Un accord-cadre tripartite a été signé entre Israël, le Liban et les États-Unis, marquant une nouvelle étape dans les efforts diplomatiques visant à stabiliser le sud du Liban. L'administration américaine a joué un rôle central dans la médiation de ce texte, qui doit servir de base à un retrait progressif des forces israéliennes du territoire libanais.
Le chef du gouvernement israélien a toutefois immédiatement tempéré les espoirs suscités par cette signature. Il a mis en garde les populations civiles ayant fui les secteurs où Tsahal est désormais positionné dans le sud du Liban : elles ne sont pas autorisées à rentrer chez elles, et ce en dépit de la conclusion de l'accord. Cette déclaration met en lumière les dissensions persistantes sur les conditions du désengagement.
Un cadre encore flou
Les termes précis de l'accord-cadre n'ont pas été divulgués dans leur intégralité. Selon les informations disponibles, ce texte fixe les grandes lignes d'un retrait conditionné au désarmement du Hezbollah, une exigence récurrente de l'État hébreu. Les autorités israéliennes estiment que la milice chiite conserve une capacité militaire significative dans la région frontalière, ce qui justifie le maintien de leurs troupes sur place tant que cette menace n'est pas neutralisée.

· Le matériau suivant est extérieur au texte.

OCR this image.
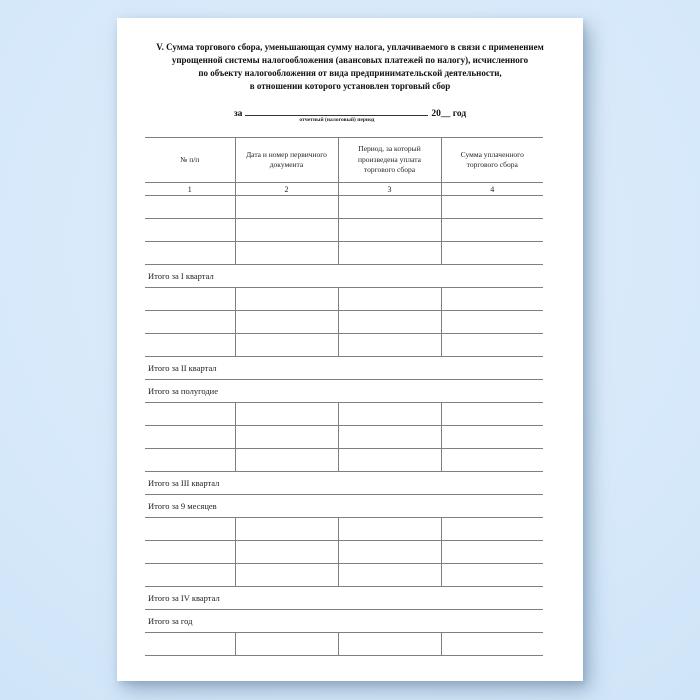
V. Сумма торгового сбора, уменьшающая сумму налога, уплачиваемого в связи с применением
упрощенной системы налогообложения (авансовых платежей по налогу), исчисленного
по объекту налогообложения от вида предпринимательской деятельности,
в отношении которого установлен торговый сбор
за
отчетный (налоговый) период
20__ год
№ п/п	Дата и номер первичного документа	Период, за который произведена уплата торгового сбора	Сумма уплаченного торгового сбора
1	2	3	4

Итого за I квартал			

Итого за II квартал			
Итого за полугодие			

Итого за III квартал			
Итого за 9 месяцев			

Итого за IV квартал			
Итого за год			
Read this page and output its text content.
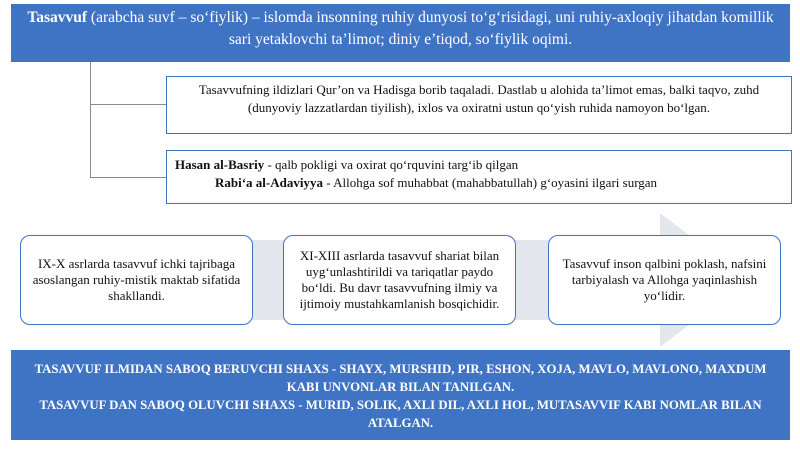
Tasavvuf (arabcha suvf – so‘fiylik) – islomda insonning ruhiy dunyosi to‘g‘risidagi, uni ruhiy-axloqiy jihatdan komillik sari yetaklovchi ta’limot; diniy e’tiqod, so‘fiylik oqimi.
Tasavvufning ildizlari Qur’on va Hadisga borib taqaladi. Dastlab u alohida ta’limot emas, balki taqvo, zuhd (dunyoviy lazzatlardan tiyilish), ixlos va oxiratni ustun qo‘yish ruhida namoyon bo‘lgan.
Hasan al-Basriy - qalb pokligi va oxirat qo‘rquvini targ‘ib qilgan
Rabi‘a al-Adaviyya - Allohga sof muhabbat (mahabbatullah) g‘oyasini ilgari surgan
IX-X asrlarda tasavvuf ichki tajribaga asoslangan ruhiy-mistik maktab sifatida shakllandi.
XI-XIII asrlarda tasavvuf shariat bilan uyg‘unlashtirildi va tariqatlar paydo bo‘ldi. Bu davr tasavvufning ilmiy va ijtimoiy mustahkamlanish bosqichidir.
Tasavvuf inson qalbini poklash, nafsini tarbiyalash va Allohga yaqinlashish yo‘lidir.
TASAVVUF ILMIDAN SABOQ BERUVCHI SHAXS - SHAYX, MURSHID, PIR, ESHON, XOJA, MAVLO, MAVLONO, MAXDUM KABI UNVONLAR BILAN TANILGAN.
TASAVVUF DAN SABOQ OLUVCHI SHAXS - MURID, SOLIK, AXLI DIL, AXLI HOL, MUTASAVVIF KABI NOMLAR BILAN ATALGAN.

De son côté, Beyrouth insiste sur la nécessité de garantir la souveraineté libanaise et le retour des déplacés. Le Parlement libanais a déjà évoqué à plusieurs reprises les modalités d'un éventuel retrait du Hezbollah, subordonné à des garanties politiques et sécuritaires. Les discussions butent toutefois sur la méfiance réciproque et l'absence d'un mécanisme de vérification acceptable pour toutes les parties.
Implications humanitaires
La question des déplacés demeure la plus urgente. Des dizaines de milliers de Libanais ont fui les combats et les incursions israéliennes dans le sud du pays depuis le début des hostilités. L'annonce du Premier ministre israélien signifie que, même après la conclusion de l'accord-cadre, ces personnes ne pourront pas immédiatement regagner leurs foyers. Les Nations unies et plusieurs organisations humanitaires ont appelé à un accès sûr et inconditionnel pour les populations civiles, mais ces appels restent sans effet concret pour l'instant.
Prochaines étapes
La signature de l'accord-cadre ouvre une phase de négociations plus détaillées, notamment sur le calendrier de retrait, la supervision américaine et les garanties de sécurité. Des sources proches des discussions indiquent que des réunions techniques auront lieu dans les prochains jours pour préciser les modalités de mise en œuvre. Le Hezbollah, de son côté, continue d'organiser des visites de presse dans la zone pour démontrer son ancrage local, défiant les conditions posées par Israël.
La communauté internationale suit de près ces développements, conscients que tout faux pas pourrait raviver les affrontements. L'accord-cadre représente une avancée diplomatique, mais les obstacles sur le terrain restent considérables.